Re:Actually, the PS2 has been cut in price... sort (0)

Anonymous Coward | more than 10 years ago | (#7104916)

Not true in the US.

The regular old blue-boxed PS2's are still in many stores (at least here in NY), and they're not disappearing anytime soon since the new models have just come out in the US (the ones that offer progressive-scan DVD playback and the ability to read +/- DVD discs).

PS2s are still $180 or $200 depending on whether you get the broadband adapter or not.

What I'd like to see in future console releases (2, Insightful)

tuxedobob (582913) | more than 10 years ago | (#7105031)

Since this thread has quickly turned into this anyway, here's what I think the industry should be aiming for in its next releases.

  • Native HDTV resolutions up to 720p/1080i
  • 3D audio processed in dedicated hardware (It'd be nice if the programmer only needed to specify the x/y/z-coordinates and volume of a sound, for example.)
  • Optical and coaxial audio output for at least 5.1 output to a receiver (available to games!)
  • Speaker-wire output for at least a 4-speaker output (I really wanted this one before I got a receiver, but I imagine there are power issues with this.
  • Hard Disk (Not an XBox fan, but I gotta admit; I'm sure it's handy.)
  • Built-in ethernet/modem adapters
  • At least 4 controller ports
  • Optional keyboard/mouse which together only use one port
  • Cheap (With the above? Yeah, right!)

Re:What I'd like to see in future console releases (0)

Anonymous Coward | about 11 years ago | (#7109553)

Actually, many of the current consoles have these features, if only in limited form. Stuff like an optical cable port (built into the PS2, XBOX needs a HD or Advanced AV Pack), ethernet jack (XBOX and new PS2 "network" models), 4 controller ports (XBOX and GCN), etc.

I'm sure that with features like these being somewhat in-place on today's current systems, most of the above (sans the speaker-wire connections and possibly the mouse) will be fully implemented by the next generation by all three companies.

Re:What I'd like to see in future console releases (1)

tuxedobob (582913) | about 11 years ago | (#7112695)

Yeah, I realize that, but there isn't one with all of them out of the box. I think the XBox comes closest, but that thing is/was a beast, both in terms of size and price. If the XBox drops to $149 or so, it _might_ be worth $200 to look at DOA boobies, though. As well as Marathon 4 (AKA Halo).

The speaker-wire connections are the tricky point, though. It might work better if there were 4 RCA (A/V) connectors on the back for four different speakers. The console company could release speakers that take that connector as input and are powered separately, too. If they can do that cheaply enough (say $50?), then perhaps even 13-year-olds can have a decent, though probably fairly quiet, surround sound system for their games.

New generation complexity (1)

bludstone (103539) | about 11 years ago | (#7112594)

The next generation of consoles (or gen after) will, likely, have movie quality graphics. IE, Gollum rendered in real-time on your home console as you make him throw rocks at frodo to get that damn precioussss back.
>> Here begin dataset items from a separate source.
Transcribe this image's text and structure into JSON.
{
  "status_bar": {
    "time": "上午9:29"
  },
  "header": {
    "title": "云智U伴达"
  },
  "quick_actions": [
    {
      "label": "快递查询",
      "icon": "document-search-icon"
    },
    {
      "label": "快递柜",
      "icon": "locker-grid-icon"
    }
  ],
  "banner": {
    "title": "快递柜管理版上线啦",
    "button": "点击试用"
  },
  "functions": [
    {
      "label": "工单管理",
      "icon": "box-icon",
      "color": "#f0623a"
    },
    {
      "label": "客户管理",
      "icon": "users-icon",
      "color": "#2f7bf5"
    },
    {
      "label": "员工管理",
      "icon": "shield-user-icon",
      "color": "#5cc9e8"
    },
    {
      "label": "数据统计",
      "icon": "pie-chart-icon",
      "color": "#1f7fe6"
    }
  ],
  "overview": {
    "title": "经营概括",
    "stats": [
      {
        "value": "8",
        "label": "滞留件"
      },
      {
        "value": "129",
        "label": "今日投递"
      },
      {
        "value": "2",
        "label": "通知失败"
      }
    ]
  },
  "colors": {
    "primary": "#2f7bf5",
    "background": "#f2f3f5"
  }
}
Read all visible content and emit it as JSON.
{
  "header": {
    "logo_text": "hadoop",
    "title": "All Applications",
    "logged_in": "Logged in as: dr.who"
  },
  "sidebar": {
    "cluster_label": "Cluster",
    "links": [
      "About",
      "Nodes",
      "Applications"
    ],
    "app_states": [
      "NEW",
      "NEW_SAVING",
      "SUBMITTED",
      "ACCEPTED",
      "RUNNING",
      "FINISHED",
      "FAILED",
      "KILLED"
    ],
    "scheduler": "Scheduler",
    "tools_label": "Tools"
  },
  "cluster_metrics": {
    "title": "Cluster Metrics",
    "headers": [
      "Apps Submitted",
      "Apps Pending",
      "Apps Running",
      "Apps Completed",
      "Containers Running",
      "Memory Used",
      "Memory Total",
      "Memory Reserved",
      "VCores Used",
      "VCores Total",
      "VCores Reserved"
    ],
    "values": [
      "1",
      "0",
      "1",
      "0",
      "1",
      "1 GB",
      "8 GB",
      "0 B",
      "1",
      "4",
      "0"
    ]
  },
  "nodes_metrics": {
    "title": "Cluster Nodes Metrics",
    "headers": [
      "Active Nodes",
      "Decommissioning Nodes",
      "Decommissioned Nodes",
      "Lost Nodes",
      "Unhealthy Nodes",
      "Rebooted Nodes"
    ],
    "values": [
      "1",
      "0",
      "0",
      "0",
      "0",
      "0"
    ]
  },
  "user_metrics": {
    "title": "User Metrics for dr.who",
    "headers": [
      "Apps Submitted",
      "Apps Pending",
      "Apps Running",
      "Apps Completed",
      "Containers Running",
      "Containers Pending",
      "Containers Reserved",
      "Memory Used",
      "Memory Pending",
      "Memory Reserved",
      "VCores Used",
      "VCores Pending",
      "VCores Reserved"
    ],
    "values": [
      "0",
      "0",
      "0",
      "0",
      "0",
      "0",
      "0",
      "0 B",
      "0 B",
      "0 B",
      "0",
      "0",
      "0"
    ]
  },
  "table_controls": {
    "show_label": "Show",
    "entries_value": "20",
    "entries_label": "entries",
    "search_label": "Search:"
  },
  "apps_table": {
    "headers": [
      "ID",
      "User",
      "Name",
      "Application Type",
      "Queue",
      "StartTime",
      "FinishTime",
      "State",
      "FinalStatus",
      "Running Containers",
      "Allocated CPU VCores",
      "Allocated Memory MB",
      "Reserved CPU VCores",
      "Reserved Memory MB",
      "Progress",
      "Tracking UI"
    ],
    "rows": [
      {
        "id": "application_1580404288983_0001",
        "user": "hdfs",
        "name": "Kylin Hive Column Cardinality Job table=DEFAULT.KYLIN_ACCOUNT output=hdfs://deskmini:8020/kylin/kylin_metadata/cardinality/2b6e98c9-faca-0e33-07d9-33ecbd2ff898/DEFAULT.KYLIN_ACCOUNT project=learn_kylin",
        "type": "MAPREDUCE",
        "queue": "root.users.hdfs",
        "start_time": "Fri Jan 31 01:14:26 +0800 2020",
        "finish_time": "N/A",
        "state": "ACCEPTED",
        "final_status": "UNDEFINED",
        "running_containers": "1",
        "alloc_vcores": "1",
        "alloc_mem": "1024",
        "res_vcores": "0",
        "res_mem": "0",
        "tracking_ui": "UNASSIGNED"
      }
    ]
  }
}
This is an amazing accomplishment, but it introduces an unparalleled level of complexity. The industry is simply not going to have time to make as many games... unless...

They develop actors and sets. Dont be suprised if, say, Mitsurugi from Soul Calibur becomes the next "Standard" action hero for a bunch of Japanese samurai games. Hes already got a super-complex model of him ready to go. In fact, were already seeing this, with Nina (tekken) getting her own game.

While it will be interesting to see this development, there is the worry of a stagnation of game types. The "Time To Crate" factor may come into play here, to an almost unbearable level. While tweaks will be available, its quite possible that the door frame in a horror game will look exactly the same in an action game, or RPG. Simply to keep production costs down.

Tweaking and adjusting styles will be where the real gold shines in on future games. Sure, we will still get creative games like Rez, but the standard-type games will become more like Movies. ...and I didnt even mention the in-console standard physics engines or other such ideas coming into play.